朝堂上,顿时冒出一大批各门各部的各种官员,纷纷上书呼吁废储换嫡。
庆帝坐在龙椅上,面色铁青,看完手中的奏疏。
之后,他缓缓起身,似是竭力压抑着咆哮,以至于声音带了丝颤斗,
“太子弑君?这有罪的究竟是太子还是朕?难道是朕逼迫太过,德行有亏,教子无方吗?”
他目光凛冽如刀,扫过跪在殿中的诸多官员,
“你们所谓的证据确凿是什么?难道只凭刺客几句证词便轻言定储君之罪?这够吗?这不够!”
说罢,庆帝冷哼一声,目光落在最先上书的御史身上:“看在你是御史,敢于犯颜直谏的份上,朕不重责你,罚俸三月,让你冷静冷静。馀者上书,皆罚俸一月!”
庆帝拂袖而去,朝堂上鸦雀无声,一时间无人敢言。
周诚禁闭的第一天,如此过去。
不过时间过去了,有些事,却依旧没有过去。
庆帝只是单纯的罚俸,其实吓不到什么人。
所有人不说话,只是在琢磨庆帝的态度。
周诚禁闭第二天,这次,没人直言让庆帝废储换嫡了。
只有林若甫生前的门生故旧联名上书,言辞激烈,要求鉴查院、督察院严查悬空庙刺客,绝不能让堂堂宰相死得不明不白。
庆帝叹然,允。
周闭日,第六天。
督察院调查林若甫案有了结果。
督察院上书,调查结果直指太子。
言太子勾结北齐刺客,以书信往来操令刺客,于悬空庙展开刺杀,混乱中林相护驾心切,不幸遇难。

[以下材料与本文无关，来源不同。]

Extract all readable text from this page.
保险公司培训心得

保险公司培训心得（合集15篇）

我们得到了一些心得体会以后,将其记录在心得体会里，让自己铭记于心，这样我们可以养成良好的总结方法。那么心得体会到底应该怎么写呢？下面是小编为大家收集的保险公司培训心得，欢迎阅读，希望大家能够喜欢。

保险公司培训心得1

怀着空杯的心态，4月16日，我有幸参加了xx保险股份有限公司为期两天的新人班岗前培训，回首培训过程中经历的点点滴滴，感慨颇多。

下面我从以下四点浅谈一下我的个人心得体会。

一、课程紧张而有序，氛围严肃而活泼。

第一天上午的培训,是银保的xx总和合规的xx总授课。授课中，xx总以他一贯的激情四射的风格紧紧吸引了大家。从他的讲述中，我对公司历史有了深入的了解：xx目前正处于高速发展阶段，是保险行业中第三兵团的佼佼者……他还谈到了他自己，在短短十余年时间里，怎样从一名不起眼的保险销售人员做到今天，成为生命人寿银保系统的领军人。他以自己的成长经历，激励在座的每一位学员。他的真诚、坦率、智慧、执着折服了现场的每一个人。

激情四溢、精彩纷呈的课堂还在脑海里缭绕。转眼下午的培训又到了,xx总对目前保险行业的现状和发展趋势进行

更进一步的人证、物证,俱在鉴查院手中,要庆帝下令,着鉴查院配合协助。
庆帝听罢,皱了皱眉头,他未直接应下,而是唤陈萍萍上朝。
陈萍萍自己推着轮椅,来到大殿之上。
庆帝直接问陈萍萍调查结果如何?
陈萍萍眼神踌躇,最后似是无奈,只能呈上鉴查院的调查卷宗。
庆帝没有让内侍把卷宗拿过来,只是命陈萍萍当场念诵。
陈萍萍抿了抿嘴,叹息一声,将调查卷宗,一页一页,一字一句,逐条念出。
而最后的结论,自是与都察院相同。
庆帝听罢,痛心疾首,双手扶着龙椅,象是深受打击,站立不稳。
他闭上眼睛,沉默了很久,然后当着满朝文武,一言不发,转身退朝。
周闭日,第七天。
这天,庆帝没有上朝,只有一道圣旨从宫里传出,勒令大皇子李承儒即刻回京。
消息传开,朝野震动。
大皇子常年镇守边关,手握重兵,此时召回,用意何在?
有人猜测是庆帝想念大皇子,有人猜测是要大皇子回京稳定局势,众说纷纭,莫衷一是。
周闭日,第九天。
朝臣们再次上书,言辞比之前更加激烈。他们历数太子的罪行,从走私敛财到豢养杀手,从勾结北齐到刺杀君父,桩桩件件,罪无可恕。他们恳请庆帝废储换嫡,以正朝纲。
庆帝依旧没有松口。
下了朝会,庆帝驾临东宫。
具体发生什么,无人知晓。
只有守在门外的内侍隐约听到里面传来摔砸东西的声音,还有庆帝愤怒的斥骂,以及太子压抑的痛哭流涕声。
庆帝离开东宫时,面色灰败,脚步虚浮。
回到皇宫后,他便突发疾症,一病不起。
接下来的一周,百官们忙得不可开交。
一部分人上书请求庆帝废储换嫡,一部分人上书请求庆帝保重龙体,还有一部分人两种都上。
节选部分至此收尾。